How can I parse the second a tag from this div section. When I tried it always select the first one from the div children. How can I select the second so I can get the email.
<div >
Address:
<div style="padding-left: 1em">
Box 460
<br />
<a href="/canada/Clinton-Village.html"
>100 Mile House, British Columbia V0K 2E0</a
>
</div>
<br /><b>Enrollment:</b> 310<br />
<b>Grade span:</b> K-7<br />
<br /><b>School Type:</b> Standard School<br />
<b>School Category:</b> Public School<br />
<br /><b>Principal:</b> Mrs Donna Rodger<br />
<b>Phone (verify before using):</b> (250) 395-2258<br />
<b>Fax (verify before using):</b> (250) 395-3621<br />
<b>E-mail:</b>
<a href="mailto:[email protected]">[email protected]</a>
<br />
</div>
I tried using Xpath
emailElement = email_driver.find_element(By.XPATH, '//*[@id="main_body"]/div[3]/div[1]/div[1]/div[1]/div[1]')
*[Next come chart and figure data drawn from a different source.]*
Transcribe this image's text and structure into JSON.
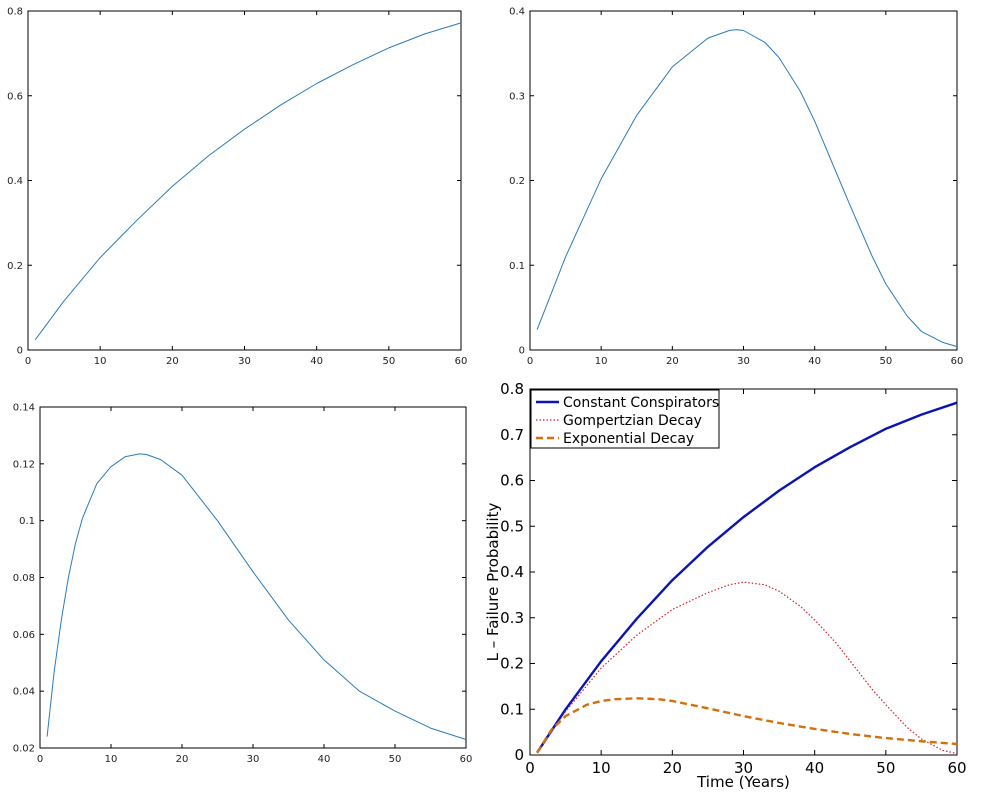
{
  "colors": {
    "thin_line": "#2b7bba",
    "constant": "#0a14b4",
    "gompertz": "#d81f26",
    "exponential": "#d4700a",
    "axis": "#000000"
  },
  "chart_data": [
    {
      "id": "top-left",
      "type": "line",
      "title": "",
      "xlabel": "",
      "ylabel": "",
      "xlim": [
        0,
        60
      ],
      "ylim": [
        0,
        0.8
      ],
      "xticks": [
        0,
        10,
        20,
        30,
        40,
        50,
        60
      ],
      "yticks": [
        0,
        0.2,
        0.4,
        0.6,
        0.8
      ],
      "xtick_labels": [
        "0",
        "10",
        "20",
        "30",
        "40",
        "50",
        "60"
      ],
      "ytick_labels": [
        "0",
        "0.2",
        "0.4",
        "0.6",
        "0.8"
      ],
      "series": [
        {
          "name": "Constant Conspirators",
          "x": [
            1,
            5,
            10,
            15,
            20,
            25,
            30,
            35,
            40,
            45,
            50,
            55,
            60
          ],
          "y": [
            0.024,
            0.116,
            0.218,
            0.305,
            0.386,
            0.458,
            0.521,
            0.578,
            0.629,
            0.673,
            0.713,
            0.746,
            0.772
          ]
        }
      ]
    },
    {
      "id": "top-right",
      "type": "line",
      "title": "",
      "xlabel": "",
      "ylabel": "",
      "xlim": [
        0,
        60
      ],
      "ylim": [
        0,
        0.4
      ],
      "xticks": [
        0,
        10,
        20,
        30,
        40,
        50,
        60
      ],
      "yticks": [
        0,
        0.1,
        0.2,
        0.3,
        0.4
      ],
      "xtick_labels": [
        "0",
        "10",
        "20",
        "30",
        "40",
        "50",
        "60"
      ],
      "ytick_labels": [
        "0",
        "0.1",
        "0.2",
        "0.3",
        "0.4"
      ],
      "series": [
        {
          "name": "Gompertzian Decay",
          "x": [
            1,
            5,
            10,
            15,
            20,
            25,
            28,
            29,
            30,
            33,
            35,
            38,
            40,
            43,
            45,
            48,
            50,
            53,
            55,
            58,
            60
          ],
          "y": [
            0.024,
            0.11,
            0.202,
            0.277,
            0.334,
            0.368,
            0.377,
            0.378,
            0.377,
            0.363,
            0.345,
            0.305,
            0.27,
            0.21,
            0.17,
            0.112,
            0.078,
            0.04,
            0.022,
            0.009,
            0.004
          ]
        }
      ]
    },
    {
      "id": "bottom-left",
      "type": "line",
      "title": "",
      "xlabel": "",
      "ylabel": "",
      "xlim": [
        0,
        60
      ],
      "ylim": [
        0.02,
        0.14
      ],
      "xticks": [
        0,
        10,
        20,
        30,
        40,
        50,
        60
      ],
      "yticks": [
        0.02,
        0.04,
        0.06,
        0.08,
        0.1,
        0.12,
        0.14
      ],
      "xtick_labels": [
        "0",
        "10",
        "20",
        "30",
        "40",
        "50",
        "60"
      ],
      "ytick_labels": [
        "0.02",
        "0.04",
        "0.06",
        "0.08",
        "0.1",
        "0.12",
        "0.14"
      ],
      "series": [
        {
          "name": "Exponential Decay",
          "x": [
            1,
            2,
            3,
            4,
            5,
            6,
            8,
            10,
            12,
            14,
            15,
            17,
            20,
            25,
            30,
            35,
            40,
            45,
            50,
            55,
            60
          ],
          "y": [
            0.024,
            0.047,
            0.065,
            0.08,
            0.092,
            0.101,
            0.113,
            0.119,
            0.1225,
            0.1235,
            0.1233,
            0.1215,
            0.116,
            0.1,
            0.082,
            0.065,
            0.051,
            0.04,
            0.033,
            0.027,
            0.023
          ]
        }
      ]
    },
    {
      "id": "bottom-right",
      "type": "line",
      "title": "",
      "xlabel": "Time (Years)",
      "ylabel": "L – Failure Probability",
      "xlim": [
        0,
        60
      ],
      "ylim": [
        0,
        0.8
      ],
      "xticks": [
        0,
        10,
        20,
        30,
        40,
        50,
        60
      ],
      "yticks": [
        0,
        0.1,
        0.2,
        0.3,
        0.4,
        0.5,
        0.6,
        0.7,
        0.8
      ],
      "xtick_labels": [
        "0",
        "10",
        "20",
        "30",
        "40",
        "50",
        "60"
      ],
      "ytick_labels": [
        "0",
        "0.1",
        "0.2",
        "0.3",
        "0.4",
        "0.5",
        "0.6",
        "0.7",
        "0.8"
      ],
      "legend_position": "top-left",
      "series": [
        {
          "name": "Constant Conspirators",
          "x": [
            1,
            5,
            10,
            15,
            20,
            25,
            30,
            35,
            40,
            45,
            50,
            55,
            60
          ],
          "y": [
            0.005,
            0.1,
            0.205,
            0.298,
            0.382,
            0.455,
            0.52,
            0.578,
            0.629,
            0.673,
            0.713,
            0.744,
            0.77
          ]
        },
        {
          "name": "Gompertzian Decay",
          "x": [
            1,
            5,
            10,
            15,
            20,
            25,
            28,
            30,
            33,
            35,
            38,
            40,
            43,
            45,
            48,
            50,
            53,
            55,
            58,
            60
          ],
          "y": [
            0.005,
            0.095,
            0.19,
            0.262,
            0.318,
            0.355,
            0.372,
            0.378,
            0.372,
            0.358,
            0.325,
            0.295,
            0.245,
            0.205,
            0.145,
            0.11,
            0.06,
            0.035,
            0.01,
            0.003
          ]
        },
        {
          "name": "Exponential Decay",
          "x": [
            1,
            3,
            5,
            8,
            10,
            12,
            15,
            18,
            20,
            25,
            30,
            35,
            40,
            45,
            50,
            55,
            60
          ],
          "y": [
            0.005,
            0.055,
            0.085,
            0.11,
            0.118,
            0.122,
            0.124,
            0.122,
            0.118,
            0.102,
            0.085,
            0.07,
            0.057,
            0.046,
            0.037,
            0.03,
            0.024
          ]
        }
      ]
    }
  ]
}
result_email = emailElement.find_element(By.TAG_NAME, "a")
print(result_email.text)
Output
100 Mile House, British Columbia V0K 2E0
It keeps giving me the first tag. And I want to select select second tag
Expected output
I want to parse this section
<a href="mailto:[email protected]">[email protected]</a>
CodePudding user response:
Try with cssSelector/xpath instead of tagName.
cssSelector : By.cssSelector("a[href*='mailto:']")
or
xpath : By.xpath("//div[@class='col-md-4']/a[contains(@href,'mailto')]")
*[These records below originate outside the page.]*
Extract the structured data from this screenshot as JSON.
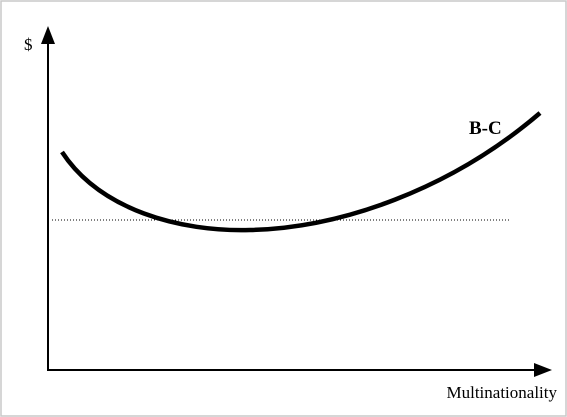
{
  "diagram": {
    "y_axis_label": "$",
    "x_axis_label": "Multinationality",
    "curve_label": "B-C"
  }
}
CodePudding user response:
Instead of
emailElement = email_driver.find_element(By.XPATH, '//*[@id="main_body"]/div[3]/div[1]/div[1]/div[1]/div[1]')
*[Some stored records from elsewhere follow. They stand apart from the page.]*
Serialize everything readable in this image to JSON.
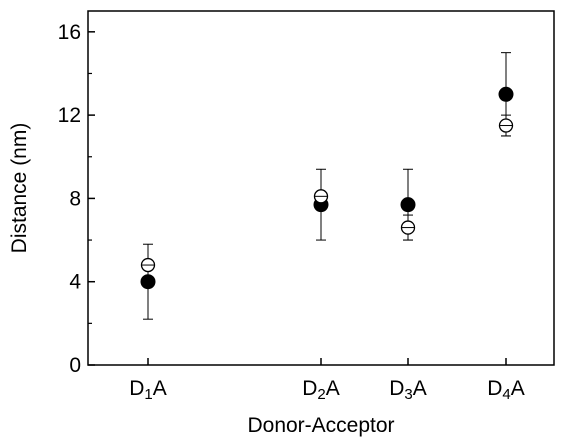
{
  "chart_data": {
    "type": "scatter",
    "xlabel": "Donor-Acceptor",
    "ylabel": "Distance (nm)",
    "ylim": [
      0,
      17
    ],
    "yticks": [
      "0",
      "4",
      "8",
      "12",
      "16"
    ],
    "grid": false,
    "legend": "none",
    "categories": [
      {
        "prefix": "D",
        "sub": "1",
        "suffix": "A"
      },
      {
        "prefix": "D",
        "sub": "2",
        "suffix": "A"
      },
      {
        "prefix": "D",
        "sub": "3",
        "suffix": "A"
      },
      {
        "prefix": "D",
        "sub": "4",
        "suffix": "A"
      }
    ],
    "series": [
      {
        "marker": "filled-circle",
        "values": [
          4.0,
          7.7,
          7.7,
          13.0
        ],
        "err_low": [
          2.2,
          6.0,
          6.0,
          11.0
        ],
        "err_high": [
          5.8,
          9.4,
          9.4,
          15.0
        ]
      },
      {
        "marker": "open-circle-cross",
        "values": [
          4.8,
          8.1,
          6.6,
          11.5
        ],
        "err_low": [
          4.6,
          7.9,
          6.0,
          11.0
        ],
        "err_high": [
          5.0,
          8.3,
          7.2,
          12.0
        ]
      }
    ],
    "colors": {
      "ink": "#000000",
      "background": "#ffffff"
    }
  }
}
result_email = emailElement.find_element(By.TAG_NAME, "a")
print(result_email.text)
Try this:
emailElement = email_driver.find_element(By.XPATH, '//*[@id="main_body"]/div[3]/div[1]/div[1]/div[1]/div[1]')
result_email = emailElement.find_element(By.XPATH, ".//a[contains(@href,'mailto')]")
print(result_email.text)
You should also improve the '//*[@id="main_body"]/div[3]/div[1]/div[1]/div[1]/div[1]'
XPath expression, but I can't help there since you didn't share details about that.
You also possibly will have to use WebDriverWait
expected conditions to wait for element presence or visibility.
CodePudding user response:
There are many ways you can identify the element
Option 1: Find the tag which contains E-mail text and then find next sibling anchor tag
print(email_driver.find_element(By.XPATH, "//b[text()='E-mail:']/following-sibling::a[1]").text)
Option 2: Find the tag which contains E-mail text and then find next anchor tag
print(email_driver.find_element(By.XPATH, "//b[text()='E-mail:']/following::a[1]").text)
Option 3: Find the anchor tag, href starts-with() mailto
print(email_driver.find_element(By.XPATH, "//a[starts-with(@href,'mailto')]").text)
Option 4: Find the anchor tag, href starts-with(^ in css selector) mailto
print(email_driver.find_element(By.CSS_SELECTOR, "a[href^='mailto']").text)